“Bahwa penerimaan gratifikasi tersebut ada yang diterima terdakwa secara langsung dan ada pula yang melalui rekening bank, baik rekening bank milik terdakwa maupun rekening bank atas nama orang lain yang dikuasai oleh terdakwa,” papar jaksa.
Uang haram itu diterima Andhi dari sejumlah pengusaha atau perusahaan, mulai dari perusahaan pengurusan jasa kepabeanan (PPJK), perusahaan yang bergerak di bidang ekspor-impor hingga perusahaan yang bergerak di bidang trading (jual beli), freight forwarder (penerus muatan), trucking (perusahaan truk), warehousing (pergudangan), dan intersulair.
Andhi, kata jaksa, tidak pernah melaporkan uang gratifikasi yang ia terima kepada KPK dalam waktu 30 hari kerja sejak penerimaan gratifikasi tersebut, padahal penerimaan itu tanpa alas hak yang sah menurut hukum. Oleh sebab itu, jaksa menilai perbuatan Andhi harus dianggap suap.

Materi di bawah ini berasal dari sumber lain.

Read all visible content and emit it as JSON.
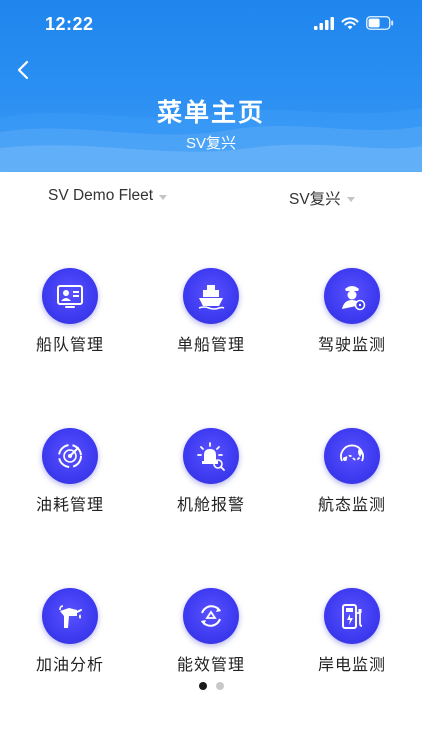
{
  "status": {
    "time": "12:22"
  },
  "header": {
    "title": "菜单主页",
    "subtitle": "SV复兴"
  },
  "filters": {
    "fleet": "SV Demo Fleet",
    "ship": "SV复兴"
  },
  "menu": [
    {
      "label": "船队管理",
      "icon": "fleet-management-icon"
    },
    {
      "label": "单船管理",
      "icon": "ship-icon"
    },
    {
      "label": "驾驶监测",
      "icon": "captain-icon"
    },
    {
      "label": "油耗管理",
      "icon": "radar-icon"
    },
    {
      "label": "机舱报警",
      "icon": "alarm-icon"
    },
    {
      "label": "航态监测",
      "icon": "route-icon"
    },
    {
      "label": "加油分析",
      "icon": "fuel-nozzle-icon"
    },
    {
      "label": "能效管理",
      "icon": "efficiency-icon"
    },
    {
      "label": "岸电监测",
      "icon": "charging-station-icon"
    }
  ],
  "pagination": {
    "current": 1,
    "total": 2
  },
  "colors": {
    "header": "#2b8ff2",
    "icon_bg": "#3d3af0"
  }
}
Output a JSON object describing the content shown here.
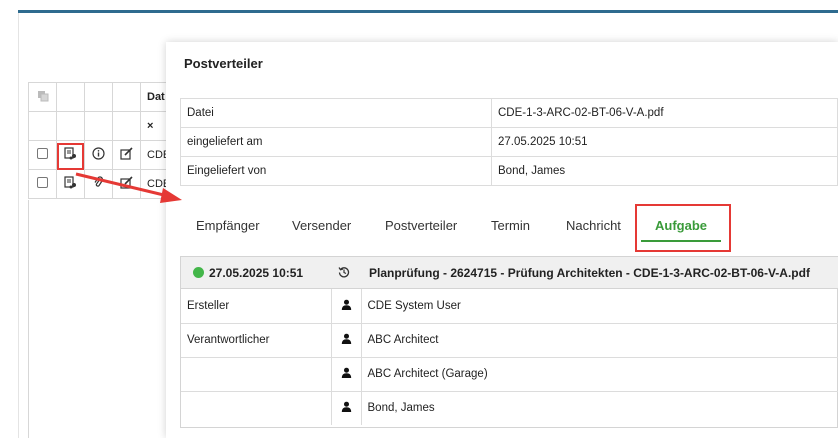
{
  "background_table": {
    "header": "Dat",
    "clear": "×",
    "rows": [
      {
        "text": "CDE"
      },
      {
        "text": "CDE"
      }
    ]
  },
  "modal": {
    "title": "Postverteiler",
    "info": [
      {
        "label": "Datei",
        "value": "CDE-1-3-ARC-02-BT-06-V-A.pdf"
      },
      {
        "label": "eingeliefert am",
        "value": "27.05.2025 10:51"
      },
      {
        "label": "Eingeliefert von",
        "value": "Bond, James"
      }
    ],
    "tabs": [
      {
        "label": "Empfänger"
      },
      {
        "label": "Versender"
      },
      {
        "label": "Postverteiler"
      },
      {
        "label": "Termin"
      },
      {
        "label": "Nachricht"
      },
      {
        "label": "Aufgabe",
        "active": true
      }
    ],
    "task": {
      "status_color": "#43b649",
      "date": "27.05.2025 10:51",
      "title": "Planprüfung - 2624715 - Prüfung Architekten - CDE-1-3-ARC-02-BT-06-V-A.pdf",
      "rows": [
        {
          "role": "Ersteller",
          "name": "CDE System User"
        },
        {
          "role": "Verantwortlicher",
          "name": "ABC Architect"
        },
        {
          "role": "",
          "name": "ABC Architect (Garage)"
        },
        {
          "role": "",
          "name": "Bond, James"
        }
      ]
    }
  },
  "colors": {
    "accent_green": "#3a9b3a",
    "highlight_red": "#e53935",
    "top_bar": "#2e6b8f"
  },
  "icons": {
    "copy": "copy-icon",
    "distribution": "distribution-list-icon",
    "info": "info-icon",
    "edit": "edit-icon",
    "attachment": "paperclip-icon",
    "history": "history-icon",
    "user": "user-icon"
  }
}
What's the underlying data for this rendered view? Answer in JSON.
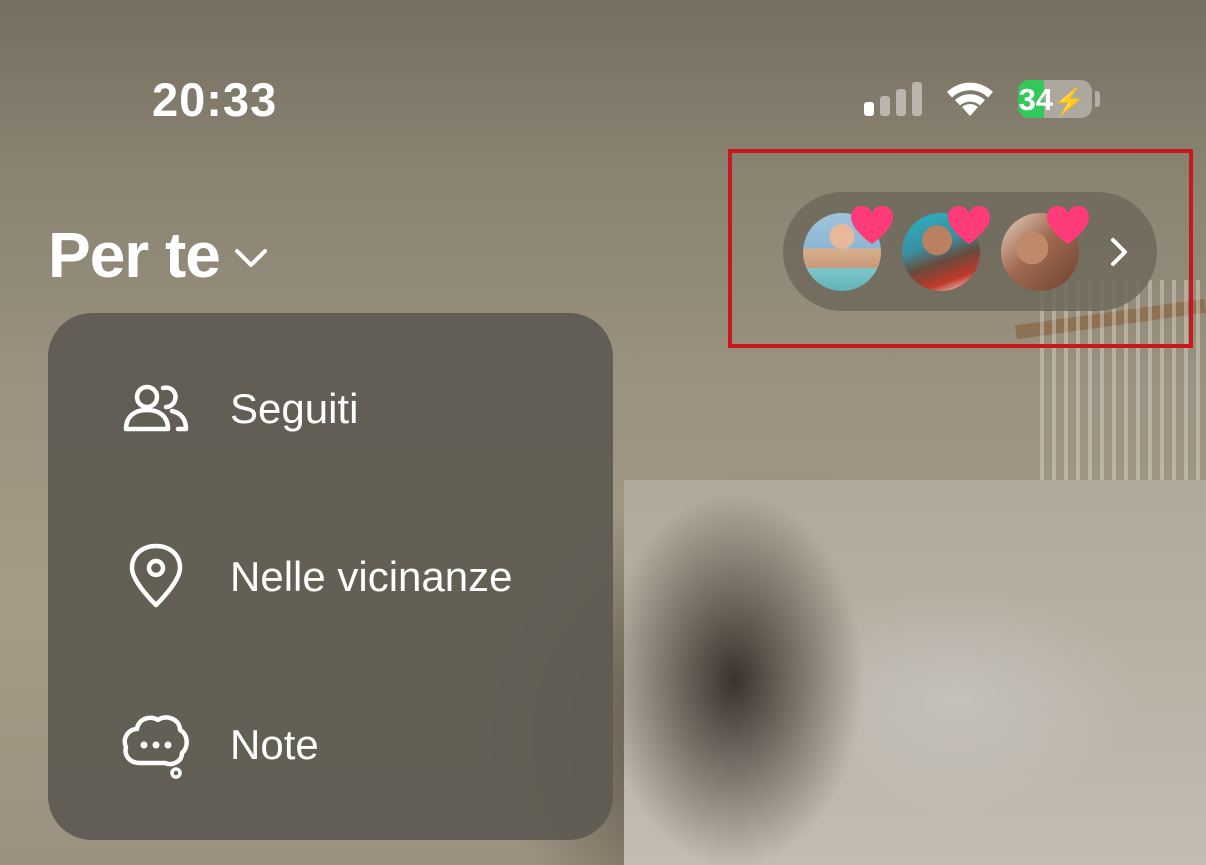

“Haruslah dianggap suap karena berhubungan dengan jabatan dan berlawanan dengan kewajiban atau tugasnya, yakni berhubungan dengan jabatan terdakwa sebagai Pegawai Negeri pada Direktorat Jenderal Bea dan Cukai,” imbuh jaksa.
Atas perbuatannya, Andhi Pramono didakwa melanggar Pasal 12B Undang-Undang Republik Indonesia Nomor 31 Tahun 1999 tentang Pemberantasan Tindak Pidana Korupsi juncto Pasal 65 ayat (1) KUHPidana.